No próximo dia 13 de fevereiro, quinta-feira, juntamo-nos pelas 18:30 no Bar dos alunos da Faculdade de Letras da Universidade do Porto para ler Yvette Centeno. Tragam amigos e livros.

2.02.2014

14ª SESSÃO : GOETHE (2)

Para ter acesso às fotografias da 14ª sessão das Leituras FLASH, acontecida no último dia 18 de dezembro, na Rota do Chá e dedicada a Goethe em parceria com o projeto do Carlos Motaz, clique aqui.

14ª SESSÃO : GOETHE



Leituras FLASH
em parceria com


No próximo dia 18 de dezembro, quarta-feira, juntamo-nos pelas 17h no na Rota do Chá para ler Goethe. Tragam amigos e livros.

11.06.2013

13ª SESSÃO : SOPHIA (2)

Para ter acesso às fotografias da 13ª sessão das Leituras FLASH, acontecida no último dia 6 de novembro, no Jardim Botânico e dedicada a Sophia de Mello Breyner Andresen em parceria com o projeto do Daniel Ferreira, clique aqui


10.27.2013

13ª SESSÃO : SOPHIA


Leituras FLASH
em parceria com

Pelos 94 anos de Sophia de Mello Breyner Andresen: 

No próximo dia 6 de novembro, quarta-feira, juntamo-nos pelas 16h no Jardim Botânico do Porto para lê-la. Tragam amigos e livros.

2.19.2013

12ª SESSÃO : JOSÉ CRAVEIRINHA (2)

Para ter acesso às fotografias da 12ª sessão das Leituras FLASH, acontecida no último dia 18 de fevereiro, na Casa Agrícola e dedicada a José Craveirinha, clique aqui


2.12.2013

12ª SESSÃO FLASH : JOSÉ CRAVEIRINHA


No próximo dia 18 de fevereiro, segunda-feira, juntamo-nos pelas 15h na Casa Agrícola para ler José Craveirinha. Sejam bem-vindos, tragam amigos e livros.

12.20.2012

11ª SESSÃO FLASH : MANOEL DE BARROS (11)

Para ter acesso às fotografias da 11ª sessão das Leituras FLASH, acontecida no último dia 19 de dezembro, na Casinha Boutique Café e dedicada a Manoel de Barros, clique aqui.



12.14.2012

11ª SESSÃO FLASH : MANOEL DE BARROS (10)

BOLA SETE

Bola Sete não botava movimento
Era incansável em não sair do lugar.
Igual o caranguejo de Buson que foi encontrado
de manhã debaixo do mesmo céu de ontem.

Pra compensar tinha laia de poeta.
Dava qualidades de flor a uma rã.
Dava às pessoas qualidades de água.
Isso ele fazia com letras, não precisava se mover.
Onde estava era ele, a manhã e suas garças;
era ele, o acaso e suas cores; era ele, o riacho e suas margens; era ele, o horizonte e suas nuvens.

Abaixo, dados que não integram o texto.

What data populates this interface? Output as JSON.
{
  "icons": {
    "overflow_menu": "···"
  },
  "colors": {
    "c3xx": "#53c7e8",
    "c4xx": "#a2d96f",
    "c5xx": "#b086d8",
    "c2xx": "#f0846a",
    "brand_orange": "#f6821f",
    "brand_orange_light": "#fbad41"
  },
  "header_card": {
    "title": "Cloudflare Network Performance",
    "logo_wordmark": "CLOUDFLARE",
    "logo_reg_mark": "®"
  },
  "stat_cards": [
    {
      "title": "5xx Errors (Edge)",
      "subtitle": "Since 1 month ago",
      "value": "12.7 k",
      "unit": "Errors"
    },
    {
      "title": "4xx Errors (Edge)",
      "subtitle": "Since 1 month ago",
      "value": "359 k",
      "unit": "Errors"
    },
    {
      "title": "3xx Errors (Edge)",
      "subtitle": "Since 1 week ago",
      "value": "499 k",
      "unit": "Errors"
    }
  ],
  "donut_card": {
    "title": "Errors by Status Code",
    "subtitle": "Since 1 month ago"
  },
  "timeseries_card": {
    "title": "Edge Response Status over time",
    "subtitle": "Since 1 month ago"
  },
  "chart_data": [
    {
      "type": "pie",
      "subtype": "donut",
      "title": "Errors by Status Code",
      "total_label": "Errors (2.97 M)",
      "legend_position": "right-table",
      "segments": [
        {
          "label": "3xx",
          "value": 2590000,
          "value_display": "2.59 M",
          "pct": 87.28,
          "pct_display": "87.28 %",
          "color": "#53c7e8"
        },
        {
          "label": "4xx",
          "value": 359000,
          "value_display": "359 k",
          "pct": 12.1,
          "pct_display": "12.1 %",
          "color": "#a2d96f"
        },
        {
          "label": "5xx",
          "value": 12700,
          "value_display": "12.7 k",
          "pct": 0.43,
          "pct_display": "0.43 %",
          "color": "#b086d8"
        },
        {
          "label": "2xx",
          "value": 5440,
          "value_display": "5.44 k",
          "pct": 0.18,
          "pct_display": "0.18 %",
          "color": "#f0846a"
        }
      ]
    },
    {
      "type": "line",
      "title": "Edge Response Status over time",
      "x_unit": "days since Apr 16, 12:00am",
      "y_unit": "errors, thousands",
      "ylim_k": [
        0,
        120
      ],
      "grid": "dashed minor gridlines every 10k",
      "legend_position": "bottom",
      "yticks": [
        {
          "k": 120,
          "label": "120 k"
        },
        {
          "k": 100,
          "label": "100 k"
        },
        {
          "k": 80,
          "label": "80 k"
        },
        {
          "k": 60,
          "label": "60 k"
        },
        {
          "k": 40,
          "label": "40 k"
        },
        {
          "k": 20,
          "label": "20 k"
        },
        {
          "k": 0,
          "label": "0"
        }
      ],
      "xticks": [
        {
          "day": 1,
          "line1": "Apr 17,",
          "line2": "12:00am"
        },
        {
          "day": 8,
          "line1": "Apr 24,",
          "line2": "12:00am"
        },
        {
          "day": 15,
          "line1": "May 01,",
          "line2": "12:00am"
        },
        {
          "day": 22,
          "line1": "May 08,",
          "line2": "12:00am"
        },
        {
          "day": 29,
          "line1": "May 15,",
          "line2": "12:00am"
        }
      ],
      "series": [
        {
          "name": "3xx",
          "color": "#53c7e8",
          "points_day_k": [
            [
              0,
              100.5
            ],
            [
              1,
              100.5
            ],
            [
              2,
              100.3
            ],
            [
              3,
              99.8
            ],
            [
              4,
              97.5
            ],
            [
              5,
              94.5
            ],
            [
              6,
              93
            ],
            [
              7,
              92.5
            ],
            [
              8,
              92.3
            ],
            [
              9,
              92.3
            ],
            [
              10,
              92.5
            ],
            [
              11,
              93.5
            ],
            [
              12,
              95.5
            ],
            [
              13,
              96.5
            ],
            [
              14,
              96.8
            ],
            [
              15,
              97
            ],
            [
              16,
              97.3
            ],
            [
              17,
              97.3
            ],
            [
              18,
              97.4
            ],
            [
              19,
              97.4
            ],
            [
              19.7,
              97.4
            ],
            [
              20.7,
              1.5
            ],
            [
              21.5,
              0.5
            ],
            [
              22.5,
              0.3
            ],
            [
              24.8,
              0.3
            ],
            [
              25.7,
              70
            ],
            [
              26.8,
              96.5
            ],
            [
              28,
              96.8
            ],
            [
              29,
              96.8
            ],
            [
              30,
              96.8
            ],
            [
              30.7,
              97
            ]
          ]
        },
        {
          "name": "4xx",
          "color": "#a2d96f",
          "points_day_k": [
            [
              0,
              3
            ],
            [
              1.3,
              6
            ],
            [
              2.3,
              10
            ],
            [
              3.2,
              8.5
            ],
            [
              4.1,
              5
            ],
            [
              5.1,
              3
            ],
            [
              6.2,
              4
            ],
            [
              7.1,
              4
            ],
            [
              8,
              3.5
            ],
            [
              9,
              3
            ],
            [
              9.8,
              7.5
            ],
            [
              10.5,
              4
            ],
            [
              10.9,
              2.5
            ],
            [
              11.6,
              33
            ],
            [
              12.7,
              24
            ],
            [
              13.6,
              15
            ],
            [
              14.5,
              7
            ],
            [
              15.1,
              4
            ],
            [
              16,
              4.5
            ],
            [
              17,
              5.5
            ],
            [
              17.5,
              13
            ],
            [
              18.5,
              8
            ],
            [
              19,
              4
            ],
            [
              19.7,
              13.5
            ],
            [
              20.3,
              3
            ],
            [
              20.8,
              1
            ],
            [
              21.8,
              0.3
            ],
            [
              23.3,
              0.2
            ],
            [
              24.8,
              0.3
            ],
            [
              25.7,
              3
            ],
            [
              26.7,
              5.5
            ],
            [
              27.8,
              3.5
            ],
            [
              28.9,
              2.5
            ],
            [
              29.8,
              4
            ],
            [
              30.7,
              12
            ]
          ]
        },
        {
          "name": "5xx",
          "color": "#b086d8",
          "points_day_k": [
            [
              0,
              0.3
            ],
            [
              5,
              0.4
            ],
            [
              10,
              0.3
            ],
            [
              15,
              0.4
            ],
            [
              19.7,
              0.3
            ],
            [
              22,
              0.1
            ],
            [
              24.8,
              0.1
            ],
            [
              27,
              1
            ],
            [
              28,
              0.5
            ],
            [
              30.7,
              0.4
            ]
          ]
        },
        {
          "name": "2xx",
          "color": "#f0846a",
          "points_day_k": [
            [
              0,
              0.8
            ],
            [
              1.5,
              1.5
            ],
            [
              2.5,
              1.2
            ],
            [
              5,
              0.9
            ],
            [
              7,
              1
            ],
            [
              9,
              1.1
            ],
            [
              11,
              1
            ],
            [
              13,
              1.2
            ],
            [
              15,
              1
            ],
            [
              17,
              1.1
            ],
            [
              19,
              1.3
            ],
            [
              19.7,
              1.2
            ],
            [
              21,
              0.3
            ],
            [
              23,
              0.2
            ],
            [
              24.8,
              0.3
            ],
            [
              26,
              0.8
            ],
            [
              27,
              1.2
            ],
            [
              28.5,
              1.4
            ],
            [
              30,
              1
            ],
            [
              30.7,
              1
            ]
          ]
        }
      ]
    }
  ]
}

Por aí.
Passarinhos brincavam nas paisagens de sua janela.
O mundo era perto.
Bastava estender as mãos que chegava no fim do
mundo.
Bola Sete não botava movimento.
Era um sujeito desverbado que nem uma oração
desverbada.

Manoel de Barros


11ª SESSÃO FLASH : MANOEL DE BARROS (9)

RUÍNA

Um monge descabelado me disse no caminho: "Eu queria construir uma ruína. Embora eu saiba que ruína é uma desconstrução. Minha ideia era de fazer alguma coisa ao jeito de tapera. Alguma que servisse para abrigar o abandono, como as taperas abrigam. Porque o abandono pode não ser apenas de um homem debaixo da ponte, mas pode ser também de um gato no beco ou de uma criança presa num cubículo. O abandono pode ser também de uma expressão que tenha entrado para o arcaico ou mesmo de uma palavra. Uma palavra que esteja sem ninguém dentro. (O olho do monge estava perto de ser um canto.) Continuou: digamos a palavra AMOR. A palavra amor está quase vazia. Não tem gente dentro dela. Queria construir uma ruína para a palavra amor. Talvez ela renascesse das ruínas, como o lírio pode nascer de um monturo". E o monge se calou descabelado.


Manoel de Barros

12.13.2012

11ª SESSÃO FLASH : MANOEL DE BARROS (8)

O artista é um erro da natureza. Beethoven foi um erro perfeito.

Manoel de Barros
in Livro sobre Nada [1996], in Poesia Completa, Lisboa, Caminho, 2010.


11ª SESSÃO FLASH : MANOEL DE BARROS (7)

AUTORRETRATO FALADO

Venho de um Cuiabá garimpo e de ruelas entortadas.
Meu pai teve uma venda de bananas no Beco da
Marinha, onde nasci.
Me criei no Pantanal de Corumbá, entre bichos do
chão, pessoas humildes, aves, árvores e rios.
Aprecio viver em lugares decadentes por gosto de
estar entre pedras e lagartas.
Fazer o desprezível ser prezado é coisa que me apraz.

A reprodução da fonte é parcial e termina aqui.